Préparations magistrales de sertraline : les préparatoires disent non
Face à des prix imposés jugés intenables, les préparatoires français ont décidé à l’unanimité de ne pas produire de sertraline en 2025. Fabien Bruno, titulaire du préparatoire Delpech à Paris, dénonce un simulacre de concertation et alerte sur l’effondrement du système face aux pénuries.

Depuis le 13 mai, les pharmaciens sont autorisés à dispenser des préparations magistrales de sertraline pour pallier la pénurie de Zoloft® et de ses génériques. Trois formes sont concernées : 7 gélules à 25 mg, 28 gélules à 25 mg, et 28 gélules à 50 mg. Mais, les prix arrêtés par les autorités — de 15,72 € à 17,59 € TTC — provoquent un tollé dans la profession. À tel point que les 40 sous-traitants officiels ont décidé de ne pas produire. Fabien Bruno, titulaire du Préparatoire Delpech à Paris, revient pour nous sur cette décision radicale.
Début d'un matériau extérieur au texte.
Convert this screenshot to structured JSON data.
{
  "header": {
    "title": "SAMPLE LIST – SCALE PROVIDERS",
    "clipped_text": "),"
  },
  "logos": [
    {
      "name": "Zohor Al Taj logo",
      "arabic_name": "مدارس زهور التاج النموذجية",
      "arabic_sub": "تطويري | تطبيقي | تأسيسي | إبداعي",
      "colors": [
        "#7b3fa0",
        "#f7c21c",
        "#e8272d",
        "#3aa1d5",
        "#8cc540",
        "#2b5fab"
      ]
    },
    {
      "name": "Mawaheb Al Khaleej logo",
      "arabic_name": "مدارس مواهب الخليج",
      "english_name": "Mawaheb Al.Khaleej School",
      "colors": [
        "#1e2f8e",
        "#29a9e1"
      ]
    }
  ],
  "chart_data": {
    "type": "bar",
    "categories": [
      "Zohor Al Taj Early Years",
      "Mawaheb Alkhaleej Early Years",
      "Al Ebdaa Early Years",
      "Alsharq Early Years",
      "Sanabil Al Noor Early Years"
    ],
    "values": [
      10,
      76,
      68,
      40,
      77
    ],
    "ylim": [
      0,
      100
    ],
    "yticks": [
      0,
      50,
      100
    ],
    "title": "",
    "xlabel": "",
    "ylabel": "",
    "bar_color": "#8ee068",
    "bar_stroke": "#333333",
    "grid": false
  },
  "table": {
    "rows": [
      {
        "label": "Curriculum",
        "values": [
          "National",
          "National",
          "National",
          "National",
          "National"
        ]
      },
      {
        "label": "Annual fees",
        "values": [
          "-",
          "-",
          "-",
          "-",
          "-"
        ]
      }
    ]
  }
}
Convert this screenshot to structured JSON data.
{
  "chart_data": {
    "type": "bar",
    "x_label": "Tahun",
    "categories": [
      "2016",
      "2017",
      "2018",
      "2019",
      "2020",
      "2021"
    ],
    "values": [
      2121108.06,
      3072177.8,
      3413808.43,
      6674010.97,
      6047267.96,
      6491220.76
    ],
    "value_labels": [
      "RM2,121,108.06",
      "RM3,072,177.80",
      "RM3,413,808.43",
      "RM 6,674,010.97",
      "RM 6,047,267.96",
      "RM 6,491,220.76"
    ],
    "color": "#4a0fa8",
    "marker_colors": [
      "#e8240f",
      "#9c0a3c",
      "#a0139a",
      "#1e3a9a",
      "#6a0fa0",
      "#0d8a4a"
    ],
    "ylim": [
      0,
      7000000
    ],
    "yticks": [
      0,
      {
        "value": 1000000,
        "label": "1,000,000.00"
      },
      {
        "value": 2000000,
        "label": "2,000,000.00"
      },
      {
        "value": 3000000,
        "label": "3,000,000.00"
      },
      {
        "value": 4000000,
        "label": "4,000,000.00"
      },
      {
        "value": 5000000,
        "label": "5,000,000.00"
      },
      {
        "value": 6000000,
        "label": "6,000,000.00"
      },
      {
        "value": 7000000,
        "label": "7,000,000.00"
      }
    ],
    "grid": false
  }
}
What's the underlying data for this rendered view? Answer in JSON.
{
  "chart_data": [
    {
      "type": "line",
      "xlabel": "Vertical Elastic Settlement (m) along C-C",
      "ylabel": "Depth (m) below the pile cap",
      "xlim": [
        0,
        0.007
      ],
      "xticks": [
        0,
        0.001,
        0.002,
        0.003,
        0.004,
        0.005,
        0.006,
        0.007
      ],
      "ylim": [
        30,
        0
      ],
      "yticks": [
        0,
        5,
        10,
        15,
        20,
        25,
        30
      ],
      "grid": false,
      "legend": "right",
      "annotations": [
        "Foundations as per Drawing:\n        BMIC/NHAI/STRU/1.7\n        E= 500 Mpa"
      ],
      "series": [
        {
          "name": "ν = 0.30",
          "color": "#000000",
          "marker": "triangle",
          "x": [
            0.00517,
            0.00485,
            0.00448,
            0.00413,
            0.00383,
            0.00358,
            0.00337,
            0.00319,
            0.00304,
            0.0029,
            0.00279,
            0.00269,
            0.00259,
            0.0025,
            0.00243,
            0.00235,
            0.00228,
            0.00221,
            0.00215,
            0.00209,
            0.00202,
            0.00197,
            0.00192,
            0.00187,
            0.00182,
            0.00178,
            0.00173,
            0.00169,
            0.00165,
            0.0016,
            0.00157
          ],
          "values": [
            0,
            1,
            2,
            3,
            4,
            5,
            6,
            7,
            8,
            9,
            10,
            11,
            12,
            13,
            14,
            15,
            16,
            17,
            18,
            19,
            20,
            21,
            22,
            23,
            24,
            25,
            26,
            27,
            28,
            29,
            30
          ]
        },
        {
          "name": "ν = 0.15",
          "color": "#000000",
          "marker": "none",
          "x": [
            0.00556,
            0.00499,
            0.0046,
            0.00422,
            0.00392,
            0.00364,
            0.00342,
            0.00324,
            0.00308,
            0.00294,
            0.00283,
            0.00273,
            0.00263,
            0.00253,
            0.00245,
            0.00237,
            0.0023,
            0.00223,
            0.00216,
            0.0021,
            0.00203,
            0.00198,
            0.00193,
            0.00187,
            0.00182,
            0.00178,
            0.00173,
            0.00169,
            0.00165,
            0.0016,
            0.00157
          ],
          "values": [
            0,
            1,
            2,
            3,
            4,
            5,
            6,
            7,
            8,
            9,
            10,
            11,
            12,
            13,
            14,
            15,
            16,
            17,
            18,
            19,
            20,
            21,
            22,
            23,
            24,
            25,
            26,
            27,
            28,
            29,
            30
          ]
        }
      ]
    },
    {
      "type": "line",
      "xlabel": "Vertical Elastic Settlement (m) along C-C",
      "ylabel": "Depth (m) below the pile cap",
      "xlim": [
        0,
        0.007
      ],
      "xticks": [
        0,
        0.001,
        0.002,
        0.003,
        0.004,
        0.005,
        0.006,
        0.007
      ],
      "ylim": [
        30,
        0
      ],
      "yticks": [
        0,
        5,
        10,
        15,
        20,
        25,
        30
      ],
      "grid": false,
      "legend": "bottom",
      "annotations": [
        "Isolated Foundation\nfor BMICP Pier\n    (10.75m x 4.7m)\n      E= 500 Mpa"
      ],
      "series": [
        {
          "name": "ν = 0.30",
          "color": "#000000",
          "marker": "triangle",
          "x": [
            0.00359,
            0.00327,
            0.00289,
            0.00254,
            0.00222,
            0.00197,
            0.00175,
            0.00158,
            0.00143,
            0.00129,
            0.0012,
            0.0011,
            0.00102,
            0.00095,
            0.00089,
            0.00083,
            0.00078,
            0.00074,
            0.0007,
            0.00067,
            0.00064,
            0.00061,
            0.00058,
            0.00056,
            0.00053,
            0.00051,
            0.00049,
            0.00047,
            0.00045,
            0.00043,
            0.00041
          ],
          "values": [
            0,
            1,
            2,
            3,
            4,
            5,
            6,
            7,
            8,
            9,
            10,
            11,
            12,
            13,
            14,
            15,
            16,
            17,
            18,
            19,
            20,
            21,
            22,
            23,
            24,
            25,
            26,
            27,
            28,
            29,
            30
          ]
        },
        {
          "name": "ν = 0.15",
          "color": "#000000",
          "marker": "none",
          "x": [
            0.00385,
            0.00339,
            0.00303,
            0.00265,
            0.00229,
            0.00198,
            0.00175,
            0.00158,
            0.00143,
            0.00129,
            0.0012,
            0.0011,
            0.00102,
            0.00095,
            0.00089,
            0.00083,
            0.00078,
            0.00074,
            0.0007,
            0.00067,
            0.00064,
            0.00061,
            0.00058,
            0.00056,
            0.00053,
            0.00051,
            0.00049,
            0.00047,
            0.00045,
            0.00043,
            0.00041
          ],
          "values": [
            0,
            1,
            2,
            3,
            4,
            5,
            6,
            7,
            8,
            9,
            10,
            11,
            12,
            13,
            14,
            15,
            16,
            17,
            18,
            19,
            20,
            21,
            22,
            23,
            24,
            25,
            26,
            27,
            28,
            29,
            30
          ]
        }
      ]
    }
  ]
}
« Nous avons dit non. Collectivement. »
« La DSS nous avait proposé 8 € au départ », explique Fabien Bruno. « On leur a démontré que rien que la main-d’œuvre coûte déjà 9 €. Nous avions proposé 23 €, ils ont arbitrairement fixé 15 €. C’est intenable. On ne peut pas produire à ce prix sans perdre de l’argent. »
Même pour un gros préparatoire comme le sien, le calcul est vite fait : « 15 €, moins les 2 € de frais de transport qu’on ne peut facturer, ça revient à 13 € nets. J’ai 9 € de main-d’œuvre, 4 € de matières premières, gélules, électricité… C’est une vente à perte. Pour les plus petits préparatoires, c’est pire. »
Une concertation de façade ?
« Ils ont simulé une concertation, mais ils savaient très bien qu’on ne pourrait pas produire à ce tarif. C’est une façon de respecter la loi sans donner les moyens d’agir. L’ANSM pousse les préparations en cas de pénurie, mais la DSS fait tout pour qu’on ne puisse pas les fabriquer », fustige-t-il.
Cette contradiction révèle, selon lui, une stratégie de blocage : « Ils préfèrent que les préparations ne se fassent pas, quitte à laisser les patients sans traitement. C’est une décision politique, pas sanitaire. »
Une décision au détriment des patients
Le résultat est sans appel : « Aucun préparatoire ne produira de sertraline à ce tarif. Ce sont des milliers de patients qui resteront sans solution. »
Et le pharmacien de souligner l’absurdité économique : « Un patient sans traitement, c’est un passage à l’hôpital, donc un coût bien plus élevé que le surcoût marginal d’une préparation officinale. Tout cela est insensé. »
Un climat de défiance
La matière première, déjà achetée par certains, sera détruite. « On a commandé 60 kg à 500-600 € le kilo. On préfère perdre cette somme plutôt que de valider un modèle qui nous ruine. »
Pour les prochaines tensions, la prudence domine : « Pour la venlafaxine, par exemple, on n’a rien commandé. On attendra l’arrêté de prix. Mais, ça veut dire plus de délais, plus de rigidité. »
« C’est l’année de la santé mentale, vraiment ? »
« On pourrait fournir ces traitements pour un prix à peine plus élevé que les spécialités, et on nous en empêche », déplore Fabien Bruno. « On compare avec les prix français, mais dans d’autres pays, nos préparations sont au prix des spécialités. En France, on s’appauvrit à une vitesse phénoménale. »
Et de conclure, amer : « Si rien ne change, la France médicale deviendra un pays du tiers-monde ! »
Tarifs officiels des préparations de sertraline
Forme préparée | Frais de préparation | Frais de dispensation | Prix public TTC |
---|---|---|---|
7 gélules 25 mg | 14,00 € | 1,72 € | 15,72 € |
28 gélules 25 mg | 15,49 € | 1,98 € | 17,47 € |
28 gélules 50 mg | 15,66 € | 1,93 € | 17,59 € |
Arrêté publié au Journal officiel du 14 mai 2025.